Excerpt |
---|
gzip warc package |
org.jwat
...
.warc:
WarcConstants.java
Most of the constants should be collected in this class, most of which are primarily for internal use.
ReaderFactory and Readers
- WarcReaderFactory.java: This factory can be used to create the various types of readers with optional buffering. You can either get compressed or uncompressed readers. There are also methods which can auto-detect whether or not a compressed reader is required.
- WarcReader.java: Abstract reader class which is the base for the all the readers. It also defines the options which can be set on a reader. Currently only digest options.
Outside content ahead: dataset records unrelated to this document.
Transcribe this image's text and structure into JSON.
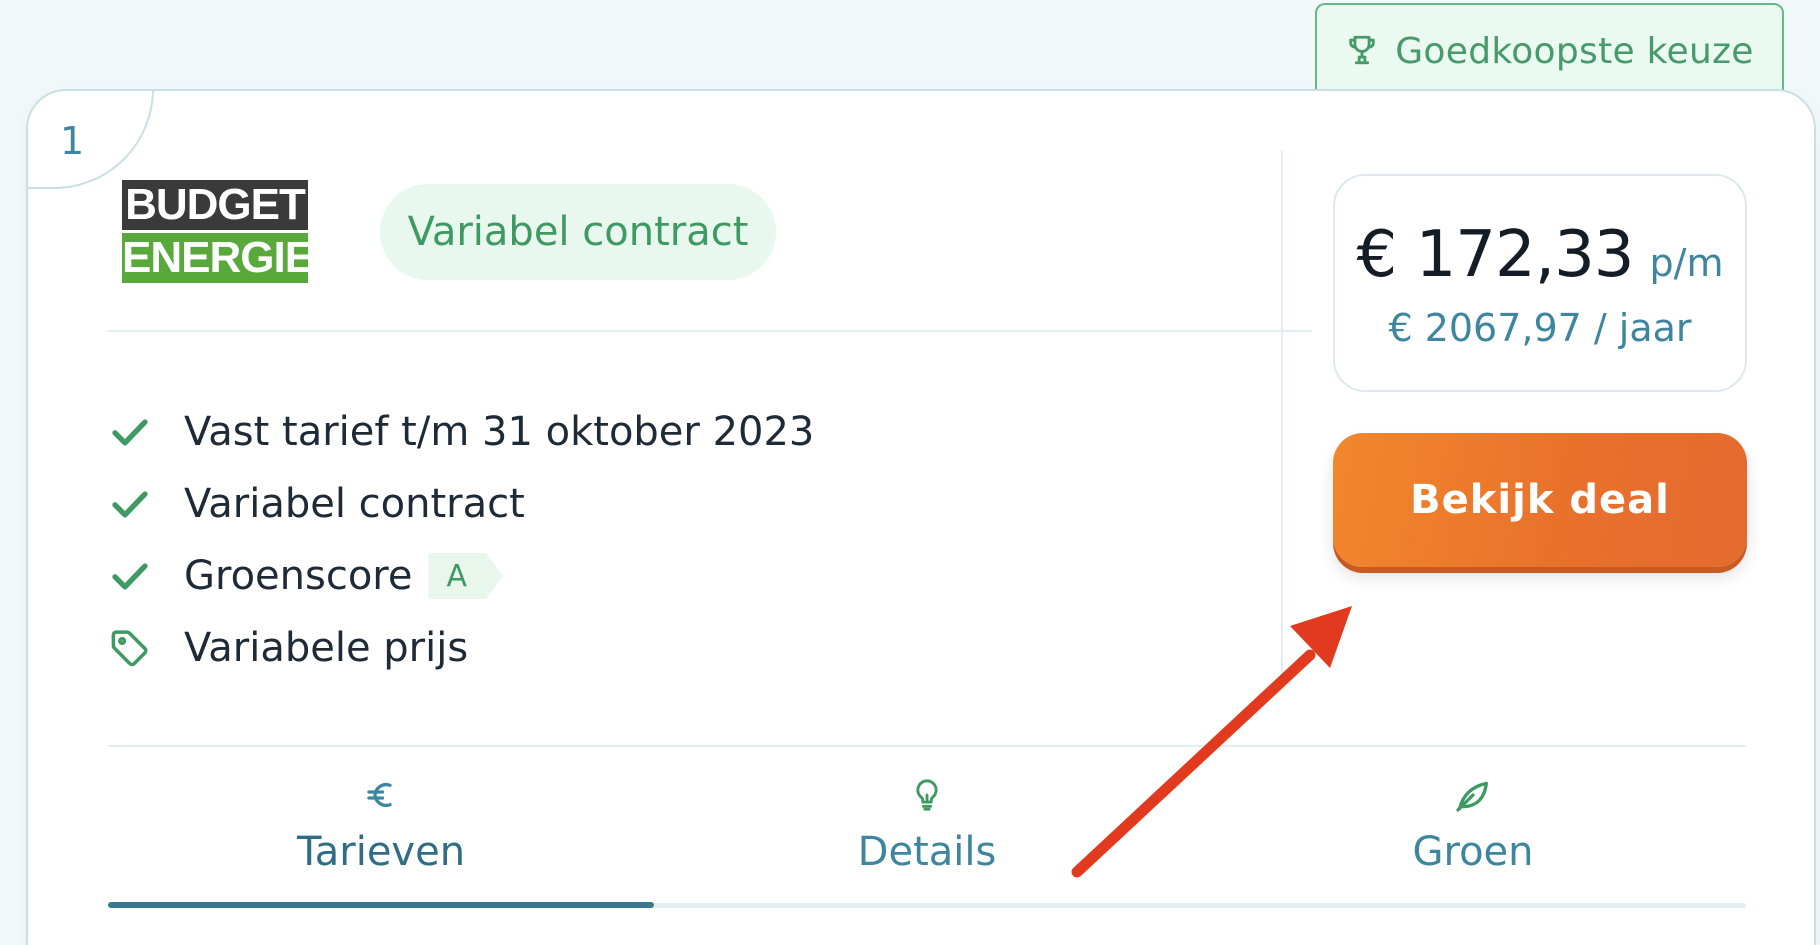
{
  "badge": {
    "label": "Goedkoopste keuze",
    "icon": "trophy-icon"
  },
  "card": {
    "rank": "1",
    "provider_logo": {
      "line1": "BUDGET",
      "line2": "ENERGIE"
    },
    "contract_type": "Variabel contract",
    "features": [
      {
        "icon": "check-icon",
        "label": "Vast tarief t/m 31 oktober 2023"
      },
      {
        "icon": "check-icon",
        "label": "Variabel contract"
      },
      {
        "icon": "check-icon",
        "label": "Groenscore",
        "score": "A"
      },
      {
        "icon": "price-tag-icon",
        "label": "Variabele prijs"
      }
    ],
    "price": {
      "monthly": "€ 172,33",
      "monthly_unit": "p/m",
      "yearly": "€ 2067,97 / jaar"
    },
    "cta_label": "Bekijk deal",
    "tabs": [
      {
        "icon": "euro-icon",
        "label": "Tarieven",
        "active": true
      },
      {
        "icon": "lightbulb-icon",
        "label": "Details",
        "active": false
      },
      {
        "icon": "leaf-icon",
        "label": "Groen",
        "active": false
      }
    ]
  },
  "colors": {
    "accent_green": "#3f9963",
    "accent_teal": "#3e86a0",
    "cta_orange": "#e8702b",
    "annotation_arrow": "#e23a1e"
  }
}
- WarcReaderCompressed.java: A reader implementation for reading compressed records.
- WarcReaderUncompressed.java: A reader implementation for reading uncompressed records.
WarcRecord.java
This class contains the record parser, fields and validation.
Auxiliary classes
- WarcHeaderLine.java: Reading a WARC header encapsulates each line in instances of this class.
- WarcDateParser.java: Parses and validated an WARC date.
- WarcDigest.java: Parses, validates and encapsulates a WARC digest header (algorithm, digest, encoding). The encoding is auto-detected and added later in the reading process.
- WarcErrorType.java: Defines the different possible error types.
- WarcValidationError.java: Defines an WARC validation error using a type, key and value.
Writers
- WarcWriter.java: Abstract writer class which is the base for all the writers.
- WarcWriterUncompressed.java: A writer implementation prototype.